MATTHIJS VERMEULEN

Componist, schrijver en denker

19460320 Matthijs Vermeulen aan Thea Diepenbrock

Matthijs Vermeulen

aan

Thea Diepenbrock

Louveciennes, 20-21 maart 1946

Louveciennes

20 Maart 1946

's avonds

Reine de mon cœur, gentille Théa,

dat ex abrupto trek ik dus in. Het toont aan dat ik me niet nauwkeurig genoeg rekenschap heb gegeven van de situatie. Ik zou er niet op doorgaan als dat kleine prélude van Wirtshaus, me niet den heelen tijd in 't hoofd zong. En ondertusschen doet het me toch ook echt genoegen dat je de rest van mijn beschouwingen, waardoor ik je mijn bewondering motiveerde, niet afwimpelt. Daaruit zou kunnen blijken dat wij de muziek lezen en verstaan op dezelfde wijze, als twee die zijn ingewijd in 't zelfde geheim. Heb je er veel onder je vrienden die je gelijke eischen stellen en die begrijpen wat je doet? Ik niet. Geen twee. Ja niet één. Gedurende mijn gansche leven heb ik drie, hoogstens vier pianisten gehoord die ik in staat acht dat voorspelletje zóó te intoneeren als het Schubert kwam aangezweefd; en of de overigen mijn bedoeling zouden vatten weet ik niet, en ik heb er dus geen kwaad van te zeggen; maar hun spel was aldus dat, al hadden zij mij gesnapt en toegestemd, zij er op de toetsen niets van zouden hebben kunnen realiseeren. En dit is geen kwestie van techniek – en toch ook wèl weer van techniek, want zulke evocaties der perspectieven en van het reliëf in den klank kunnen onbewust en bewust geschieden. Het zijn dus niet de eminentsten onder de pianisten die er besef van hebben hoe het kan en hoe het moet – het zijn de zeldzaamsten. Ik verheug me bijzonder over deze harmonie tusschen ons, want de ervaring heeft me geleerd dat ze uiterst exceptionneel is, en al speel ik zelf piano gelijk de koe van sint juttemis op 't ijs danst, ik verzeker je dat ik drommelsch goed weet hoe het moet en hoe het kan. Ik hoop nu, na deze tirade, dat je lief genoeg bent om die harmonie boven twijfel te stellen, en niet van de hand (even een zoen op je hand) te wijzen.

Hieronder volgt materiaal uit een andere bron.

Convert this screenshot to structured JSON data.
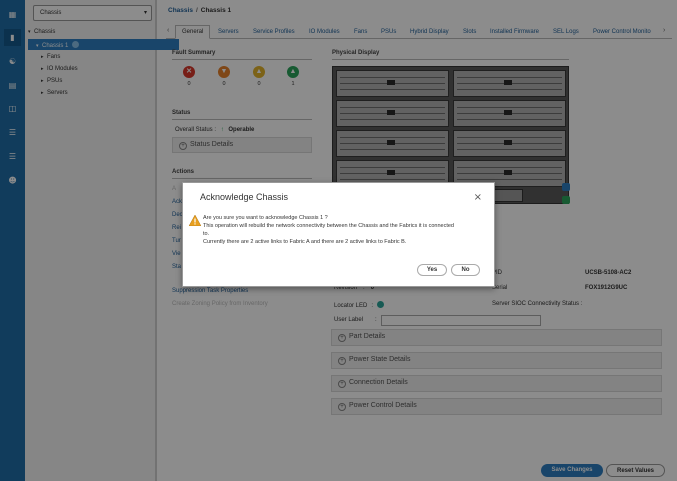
{
  "nav": {
    "scope_value": "Chassis",
    "tree": {
      "root": "Chassis",
      "selected": "Chassis 1",
      "children": [
        "Fans",
        "IO Modules",
        "PSUs",
        "Servers"
      ]
    }
  },
  "header": {
    "breadcrumb_root": "Chassis",
    "breadcrumb_sep": "/",
    "breadcrumb_current": "Chassis 1"
  },
  "tabs": [
    "General",
    "Servers",
    "Service Profiles",
    "IO Modules",
    "Fans",
    "PSUs",
    "Hybrid Display",
    "Slots",
    "Installed Firmware",
    "SEL Logs",
    "Power Control Monito"
  ],
  "left": {
    "fault_summary_title": "Fault Summary",
    "fault_counts": [
      "0",
      "0",
      "0",
      "1"
    ],
    "status_title": "Status",
    "overall_status_label": "Overall Status :",
    "overall_status_value": "Operable",
    "status_details_label": "Status Details",
    "actions_title": "Actions",
    "actions_partial": [
      "Ack",
      "Dec",
      "Rei",
      "Tur",
      "Vie",
      "Sta"
    ],
    "suppression": "Suppression Task Properties",
    "create_zoning": "Create Zoning Policy from Inventory"
  },
  "right": {
    "physical_display_title": "Physical Display",
    "pid_label": "PID",
    "pid_value": "UCSB-5108-AC2",
    "revision_label": "Revision",
    "revision_value": "0",
    "serial_label": "Serial",
    "serial_value": "FOX1912G9UC",
    "locator_led_label": "Locator LED",
    "sioc_label": "Server SIOC Connectivity Status :",
    "user_label_label": "User Label",
    "user_label_value": "",
    "part_details": "Part Details",
    "power_state_details": "Power State Details",
    "connection_details": "Connection Details",
    "power_control_details": "Power Control Details"
  },
  "footer": {
    "save": "Save Changes",
    "reset": "Reset Values"
  },
  "modal": {
    "title": "Acknowledge Chassis",
    "close": "×",
    "line1": "Are you sure you want to acknowledge Chassis 1 ?",
    "line2": "This operation will rebuild the network connectivity between the Chassis and the Fabrics it is connected",
    "line3": "to.",
    "line4": "Currently there are 2 active links to Fabric A and there are 2 active links to Fabric B.",
    "yes": "Yes",
    "no": "No"
  },
  "colors": {
    "iconbar": "#1f6da8",
    "link": "#1f5f99",
    "primary_button": "#2e7fc1",
    "fault_critical": "#d9382b",
    "fault_major": "#e8822a",
    "fault_minor": "#e2b22b",
    "fault_info": "#2aa55c"
  }
}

Viel het je reeds op, Reine de mes jours et de mes nuits, dat goede muziek zich eigenlijk van slechte muziek hierdoor onderscheidt dat je in goede muziek met vreugde, met dankbaarheid, met liefde, met verrukking, ja zelfs met een gevoel van bevrijding, iets van je zelf kunt leggen, geheimzinnige, edele, altijd edele bijvoeging, welke in de slechte muziek tot de absolute onmogelijkheden behoort? Hoe beter muziek is des te meer vraagt zij naar die hemelsche gave, die aalmoes van jezelf; en hoe slechter muziek is, des te sterker verzet ze zich tegen het geschenk dat je haar zoudt willen doen van jezelf. Zij is verbazend nederig de goede muziek; je mag haar geven; en zij is verbazend erkentelijk: hoe meer je haar geeft, hoe meer je van haar terugkrijgt. Er zijn natuurlijk een menigte menschen die nimmer merken dat goede muziek bij hen bedelt om iets, maar dat komt wijl zij niets te geven hebben, hetzij dat ze arm, hetzij dat ze vrekkig zijn. Doch deze gebrekkigheid maakt van mijn stelling geen paradox. Het feit blijft een feit: Enkel de goede muziek vraagt je die vonk, die vlam, die brand, welke niet in het noten-schrift kan worden gefigureerd, en je voelt, je weet dat zij het je vraagt; zij zegt 't je dat ze niet zonder je kan, en hoe beter, hoe mooier zij is, des te duidelijker zegt ze je dat zij je hulp noodig heeft. En de heele kunst van componeeren, de heele "schoonheid" is eigenlijk om aan een ander te zeggen, te kunnen, te mogen zeggen dat je wacht op die gave waardoor de noten zullen leven. Bewonderenswaardige uitwisseling van deugd, van het heilige vuur. Als de goede muziek 't niet vroeg zou je 't niet kunnen geven. Als je 't niet geeft is er geen goede muziek.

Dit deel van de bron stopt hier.